An overseas prisoner faces a host of issues over and above the consequences of ordinary imprisonment. They are isolated due to the language barrier, less likely to be able to access services such as healthcare and rehabilitation programmes, and devoid of the social support prisoners receive through visitors and family contact. The PTI’s manifesto devotes an entire section to overseas Pakistanis, and notably, does not forget or minimise the needs of those imprisoned abroad. The manifesto promises to “provide consular and legal services to all Pakistanis jailed abroad. We make best efforts to bring prisoners like Dr Afia Siddiqui and others back to Pakistan.”

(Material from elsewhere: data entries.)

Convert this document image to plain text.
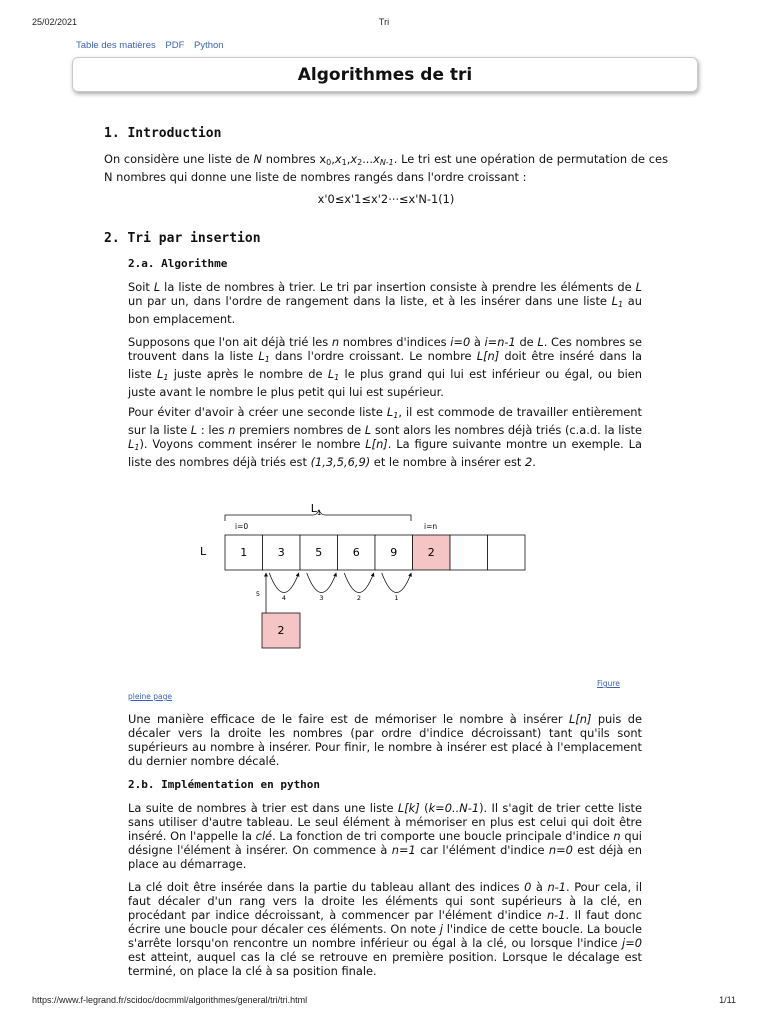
25/02/2021	Tri
Table des matières PDF Python
Algorithmes de tri
1. Introduction
On considère une liste de N nombres $x_0,x_1,x_2...x_{N-1}$. Le tri est une opération de permutation de ces N nombres qui donne une liste de nombres rangés dans l'ordre croissant :
x'0≤x'1≤x'2⋅⋅⋅≤x'N-1(1)
2. Tri par insertion
2.a. Algorithme
Soit L la liste de nombres à trier. Le tri par insertion consiste à prendre les éléments de L un par un, dans l'ordre de rangement dans la liste, et à les insérer dans une liste $L_1$ au bon emplacement.
Supposons que l'on ait déjà trié les n nombres d'indices i=0 à i=n-1 de L. Ces nombres se trouvent dans la liste $L_1$ dans l'ordre croissant. Le nombre L[n] doit être inséré dans la liste $L_1$ juste après le nombre de $L_1$ le plus grand qui lui est inférieur ou égal, ou bien juste avant le nombre le plus petit qui lui est supérieur.
Pour éviter d'avoir à créer une seconde liste $L_1$, il est commode de travailler entièrement sur la liste L : les n premiers nombres de L sont alors les nombres déjà triés (c.a.d. la liste $L_1$). Voyons comment insérer le nombre L[n]. La figure suivante montre un exemple. La liste des nombres déjà triés est (1,3,5,6,9) et le nombre à insérer est 2.
$L_1$
i=0	i=n
L	1	3	5	6	9	2
5	4	3	2	1
2
Figure
pleine page
Une manière efficace de le faire est de mémoriser le nombre à insérer L[n] puis de décaler vers la droite les nombres (par ordre d'indice décroissant) tant qu'ils sont supérieurs au nombre à insérer. Pour finir, le nombre à insérer est placé à l'emplacement du dernier nombre décalé.
2.b. Implémentation en python
La suite de nombres à trier est dans une liste L[k] (k=0..N-1). Il s'agit de trier cette liste sans utiliser d'autre tableau. Le seul élément à mémoriser en plus est celui qui doit être inséré. On l'appelle la clé. La fonction de tri comporte une boucle principale d'indice n qui désigne l'élément à insérer. On commence à n=1 car l'élément d'indice n=0 est déjà en place au démarrage.
La clé doit être insérée dans la partie du tableau allant des indices 0 à n-1. Pour cela, il faut décaler d'un rang vers la droite les éléments qui sont supérieurs à la clé, en procédant par indice décroissant, à commencer par l'élément d'indice n-1. Il faut donc écrire une boucle pour décaler ces éléments. On note j l'indice de cette boucle. La boucle s'arrête lorsqu'on rencontre un nombre inférieur ou égal à la clé, ou lorsque l'indice j=0 est atteint, auquel cas la clé se retrouve en première position. Lorsque le décalage est terminé, on place la clé à sa position finale.
https://www.f-legrand.fr/scidoc/docmml/algorithmes/general/tri/tri.html	1/11
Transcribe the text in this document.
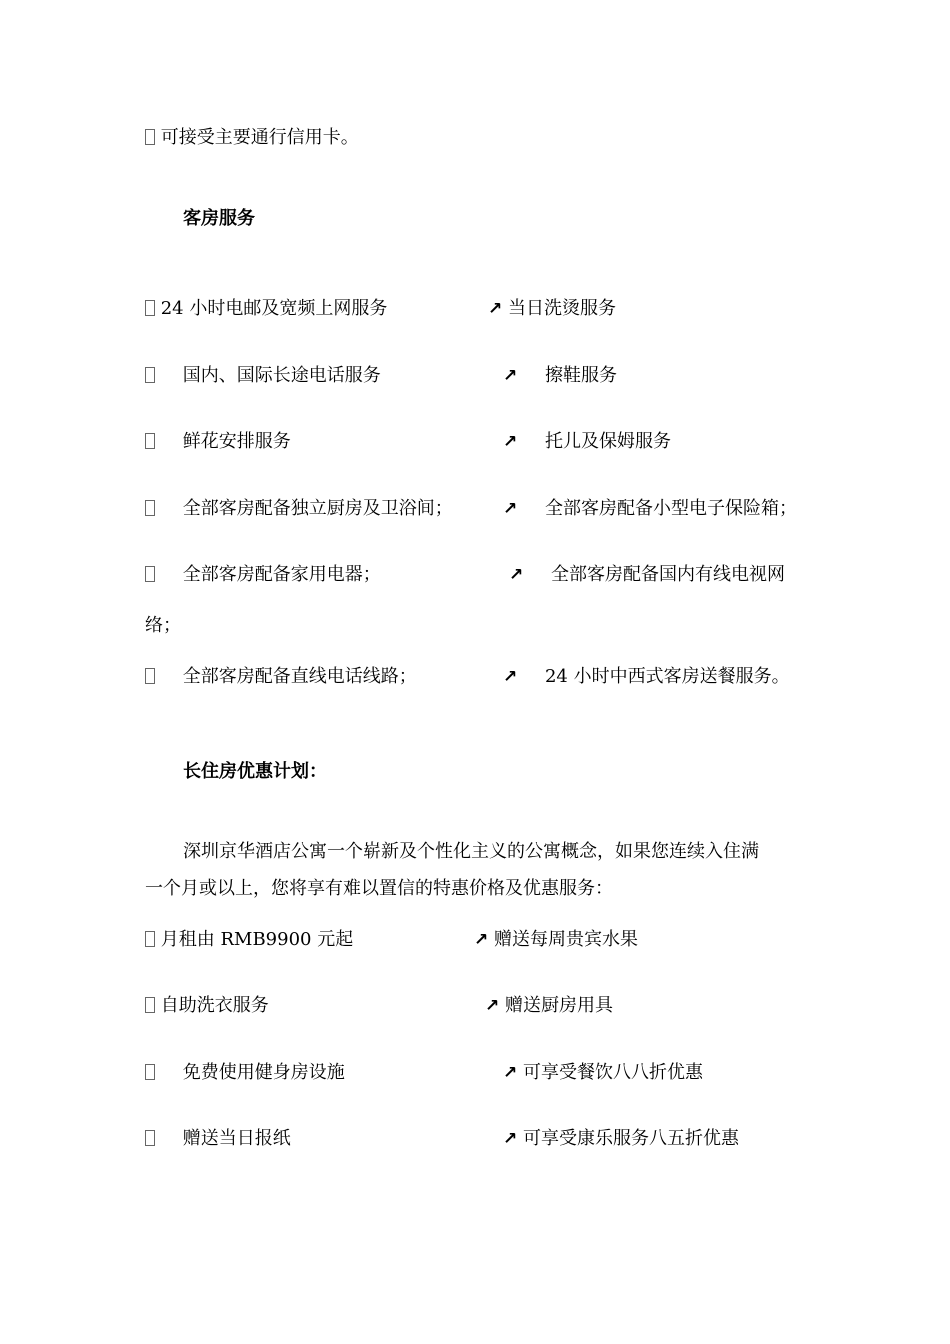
可接受主要通行信用卡。
客房服务
24 小时电邮及宽频上网服务	↗ 当日洗烫服务
国内、国际长途电话服务	↗ 擦鞋服务
鲜花安排服务	↗ 托儿及保姆服务
全部客房配备独立厨房及卫浴间；	↗ 全部客房配备小型电子保险箱；
全部客房配备家用电器；	↗ 全部客房配备国内有线电视网
络；
全部客房配备直线电话线路；	↗ 24 小时中西式客房送餐服务。
长住房优惠计划：
深圳京华酒店公寓一个崭新及个性化主义的公寓概念，如果您连续入住满
一个月或以上，您将享有难以置信的特惠价格及优惠服务：
月租由 RMB9900 元起	↗ 赠送每周贵宾水果
自助洗衣服务	↗ 赠送厨房用具
免费使用健身房设施	↗ 可享受餐饮八八折优惠
赠送当日报纸	↗ 可享受康乐服务八五折优惠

At this key juncture in PTI’s term, and at this opportune moment during an official visit that has strengthened our alliance with Iran, the foreign minister must raise the issue of consular access for all Pakistanis imprisoned in Iran, as well as the repatriation of 50 convicted Pakistanis back to Pakistan. Many overseas prisoners have the PTI to thank for their return to their homeland. Let us hope that 50 returnees from Iran can be added to this list in the immediate future.
The writer leads the litigation team at Justice Project Pakistan.